Using AI4EOSC’s federated learning and composite AI solutions, we are pushing the boundaries of disease detection models in agriculture, which will be integrated into existing national advisory platforms, such as eDWIN, operated by AI4EOSC partners (WODR and PSNC), and accessible to farmers, advisors, and scientific institutes. We offer individual risks of cumulative risk calculations for the most common crops and related diseases including potato blight and Cercospora in beet. This presentation will show a practical use of the provided feature of a integrated plant protection use case.
The third AI4EOSC project use case revolves around unmanned aircraft system (UAS)-based thermal imagery and how this form of data can be leveraged to find thermal points of interest in our cities' environments.
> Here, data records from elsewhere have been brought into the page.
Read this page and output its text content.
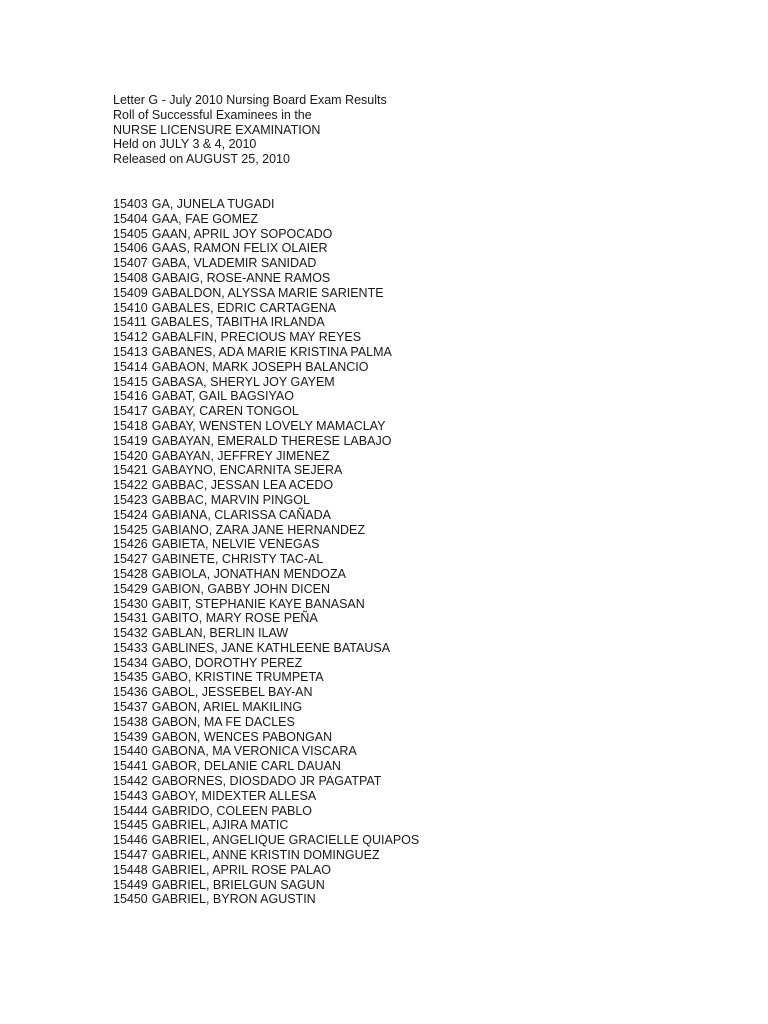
Letter G - July 2010 Nursing Board Exam Results
Roll of Successful Examinees in the
NURSE LICENSURE EXAMINATION
Held on JULY 3 & 4, 2010
Released on AUGUST 25, 2010
15403 GA, JUNELA TUGADI
15404 GAA, FAE GOMEZ
15405 GAAN, APRIL JOY SOPOCADO
15406 GAAS, RAMON FELIX OLAIER
15407 GABA, VLADEMIR SANIDAD
15408 GABAIG, ROSE-ANNE RAMOS
15409 GABALDON, ALYSSA MARIE SARIENTE
15410 GABALES, EDRIC CARTAGENA
15411 GABALES, TABITHA IRLANDA
15412 GABALFIN, PRECIOUS MAY REYES
15413 GABANES, ADA MARIE KRISTINA PALMA
15414 GABAON, MARK JOSEPH BALANCIO
15415 GABASA, SHERYL JOY GAYEM
15416 GABAT, GAIL BAGSIYAO
15417 GABAY, CAREN TONGOL
15418 GABAY, WENSTEN LOVELY MAMACLAY
15419 GABAYAN, EMERALD THERESE LABAJO
15420 GABAYAN, JEFFREY JIMENEZ
15421 GABAYNO, ENCARNITA SEJERA
15422 GABBAC, JESSAN LEA ACEDO
15423 GABBAC, MARVIN PINGOL
15424 GABIANA, CLARISSA CAÑADA
15425 GABIANO, ZARA JANE HERNANDEZ
15426 GABIETA, NELVIE VENEGAS
15427 GABINETE, CHRISTY TAC-AL
15428 GABIOLA, JONATHAN MENDOZA
15429 GABION, GABBY JOHN DICEN
15430 GABIT, STEPHANIE KAYE BANASAN
15431 GABITO, MARY ROSE PEÑA
15432 GABLAN, BERLIN ILAW
15433 GABLINES, JANE KATHLEENE BATAUSA
15434 GABO, DOROTHY PEREZ
15435 GABO, KRISTINE TRUMPETA
15436 GABOL, JESSEBEL BAY-AN
15437 GABON, ARIEL MAKILING
15438 GABON, MA FE DACLES
15439 GABON, WENCES PABONGAN
15440 GABONA, MA VERONICA VISCARA
15441 GABOR, DELANIE CARL DAUAN
15442 GABORNES, DIOSDADO JR PAGATPAT
15443 GABOY, MIDEXTER ALLESA
15444 GABRIDO, COLEEN PABLO
15445 GABRIEL, AJIRA MATIC
15446 GABRIEL, ANGELIQUE GRACIELLE QUIAPOS
15447 GABRIEL, ANNE KRISTIN DOMINGUEZ
15448 GABRIEL, APRIL ROSE PALAO
15449 GABRIEL, BRIELGUN SAGUN
15450 GABRIEL, BYRON AGUSTIN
This spans from detecting thermal bridges on building rooftops for energy retrofits, over identifying all manner of common urban hot-spots, to segmenting thermal anomalies for pipeline leak detection.
Three modules have been implemented on the platform that enable the training of object detection and semantic segmentation models as well as prediction with well-known CNN- and transformer-based architectures. Not only are the platform's resources leveraged to perform both these tasks but other functionalities are also made use of, such as MLFlow for experiment tracking.
We finish this webinar with an external use case of the AI4EOSC platform about satellite imaging. The objective of the use case is to develop a data-driven fusion method that combines the data from Sentinel-2 and Sentinel-3 satellite missions to obtain new products with the best of both in terms of spatial and spectral resolution (images with 21 spectral bands at a spatial resolution of 10m). For this purpose, a Super Resolution Generative Adversarial Network (SRGAN) is trained, and its performance is compared with the one of a Super Resolution Convolutional Neural Network (SRCNN), as well as with those of some traditional data fusion algorithms, such as pansharpening and bicubic interpolation. AI4EOSC platform resources are leveraged for both code development and training.